Chapter 10 is quite long and very detailed about how the channels move and work in the body. In the Jia Yi Jing (The Systematic Classic of Acupuncture and Moxibustion by Huang Fumi) most of Book Two is about the channels, their trajectories, their diagnostics and treatments.
  ”The Yellow Emperor answered: The state of the channels and vessels determines life or death. Hundreds of diseases are managed (according to their condition), and emptiness and fullness are regulated through them. Therefore one cannot be unfamiliar with them.”
                 – Jia Yi Jing, the Systematic Classic of Acupuncture and Moxibustion,
Chace and Yang, Blue Poppy Press 1993

Dr Wang himself rates the Jia Yi Jing highly, and was glad to know there was an English translation available.

In Japanese acupuncture, palpation has remained much more vibrant over the centuries, with an especially strong focus on abdominal palpation and diagnostics.

Jeffrey Yuan, previously mentioned, teaches a Daoist system where the channel system is used for personal development, training and enlightenment as well as treatment. This is done both by the practitioner and then used for helping the patient.


”Needling is like playing the violin.”                          
                                                                      – Dr Wang Juyi in lecture

”Life is like a good instrument," he said one afternoon. "You have to play it well. Needling is like playing the violin. A gentle, very refined movement. You are not needling any tissue, you are needling the areas between tissues. If you have the right technique when playing the violin, you can produce the best sounds.”
  Over the course Dr Wang used the simile of playing an instrument several times. He encouraged the students to think deeply about it, and make their skills gentle with patients. Needling, he repeated, should not be painful or hard. ”Life is a very gentle instrument.”

Just as he taught this, he also taught how to use other point pairs to ”strum” the patients system: ”If strings are loose, you have to tighten the strings on the violin before you can play it.”
  During the palpation lessons his phrase was, ”You want to iceskate, not tapdance”. Each point location should be based on palpation skills, and each location will be guided by several of the five different tissues:

1) Skin

2) Sinew

3) Muscle

4) Blood (vessels)

5) Bone

When Dr Wang started out fresh from university, he also followed what he had been taught – anatomical landmarks and images – but over time he realized that they often didn´t match the actual location. Many points were in slightly different places, and each person had their own size that he had to learn to adapt to, then find the point, open it, and finally needle. During the course he briefly went into his experience of needle skills, but it was not a main topic – perhaps in courses to come here in Europe. There is a separate section for it in the book he did with one of his disciples, Jason Robertson (see above). Robertson now lives in the US. You can find his clinic and website here: http://www.orientalmedicalcenter.com/doctors_jasonrobertson.html

We are quite happy to announce that Dr Wang Juyi will be returning to Europe in 2013. Right now, it seems like he will hold courses in several locations. For more information on the course schedule for 2013, contact Mei Li at                . Mei Li is leaving Beijing after three years of intense study with Dr Wang and will set up her own clinic in Hawaii.
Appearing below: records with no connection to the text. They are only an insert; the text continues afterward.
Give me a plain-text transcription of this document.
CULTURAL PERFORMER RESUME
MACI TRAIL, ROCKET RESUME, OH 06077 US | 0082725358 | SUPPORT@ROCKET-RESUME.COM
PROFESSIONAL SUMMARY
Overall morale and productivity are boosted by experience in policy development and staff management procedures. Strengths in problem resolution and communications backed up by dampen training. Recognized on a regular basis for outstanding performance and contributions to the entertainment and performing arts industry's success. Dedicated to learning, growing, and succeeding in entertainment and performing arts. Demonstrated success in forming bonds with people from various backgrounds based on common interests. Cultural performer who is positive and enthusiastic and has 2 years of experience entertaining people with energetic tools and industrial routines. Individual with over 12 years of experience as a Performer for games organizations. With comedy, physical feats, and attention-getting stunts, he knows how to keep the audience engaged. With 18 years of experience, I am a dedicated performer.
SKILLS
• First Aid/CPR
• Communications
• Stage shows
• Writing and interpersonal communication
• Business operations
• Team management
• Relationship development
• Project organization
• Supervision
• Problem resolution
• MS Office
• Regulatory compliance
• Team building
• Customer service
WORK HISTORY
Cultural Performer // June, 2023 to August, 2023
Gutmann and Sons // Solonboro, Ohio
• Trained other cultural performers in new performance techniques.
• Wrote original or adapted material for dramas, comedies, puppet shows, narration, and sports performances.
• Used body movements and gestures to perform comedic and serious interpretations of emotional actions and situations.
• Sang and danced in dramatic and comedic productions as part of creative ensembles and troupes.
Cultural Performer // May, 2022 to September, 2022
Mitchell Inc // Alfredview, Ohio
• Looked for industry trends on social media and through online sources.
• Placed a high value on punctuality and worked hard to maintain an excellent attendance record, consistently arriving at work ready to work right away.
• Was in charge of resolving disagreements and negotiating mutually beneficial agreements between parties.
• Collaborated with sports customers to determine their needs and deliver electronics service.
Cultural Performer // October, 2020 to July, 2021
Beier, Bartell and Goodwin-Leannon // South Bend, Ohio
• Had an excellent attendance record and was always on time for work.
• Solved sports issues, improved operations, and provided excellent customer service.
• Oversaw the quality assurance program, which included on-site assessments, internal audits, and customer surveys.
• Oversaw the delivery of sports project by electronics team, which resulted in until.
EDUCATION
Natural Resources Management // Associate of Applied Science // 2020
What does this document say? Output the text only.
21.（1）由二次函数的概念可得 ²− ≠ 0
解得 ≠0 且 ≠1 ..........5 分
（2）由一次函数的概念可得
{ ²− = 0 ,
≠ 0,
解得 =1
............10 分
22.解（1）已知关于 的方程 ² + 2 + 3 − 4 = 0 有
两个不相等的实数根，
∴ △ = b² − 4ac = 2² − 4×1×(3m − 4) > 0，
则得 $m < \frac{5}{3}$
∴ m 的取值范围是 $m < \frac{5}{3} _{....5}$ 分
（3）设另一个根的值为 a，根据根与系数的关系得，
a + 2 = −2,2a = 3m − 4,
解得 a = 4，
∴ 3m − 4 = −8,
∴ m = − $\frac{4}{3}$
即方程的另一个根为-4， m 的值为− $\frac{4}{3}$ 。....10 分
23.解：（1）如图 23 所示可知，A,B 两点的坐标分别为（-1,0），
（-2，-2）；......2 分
Daniel Skyle is only a student of Dr Wang Juyi, but he does his system and  its techniques at two clinics in Sweden, one in Malmö, the other in Kristianstad (both in the south of Sweden, near Copenhagen).

Dr Wang´s website is http://channelpalpation.weebly.com/. Mei Li and several of Dr Wang´s other students are working with him on a new book, this time presenting case histories from his clinic.

Other blogposts linked to Dr Wang Juyi here on http://www.acupractitioner21.blogspot.com/ are these:

http://www.acupractitioner21.blogspot.se/2011/04/acupuncture-points-have-become-my.html

http://www.acupractitioner21.blogspot.se/2012/01/acupuncture-points-if-you-want-to-use.html

http://www.acupractitioner21.blogspot.se/2011/04/back-from-china-old-doctors-which-you.html


All the participants were really happy about the course and left after laughs and photos on the hotel steps. ”See you at next course!”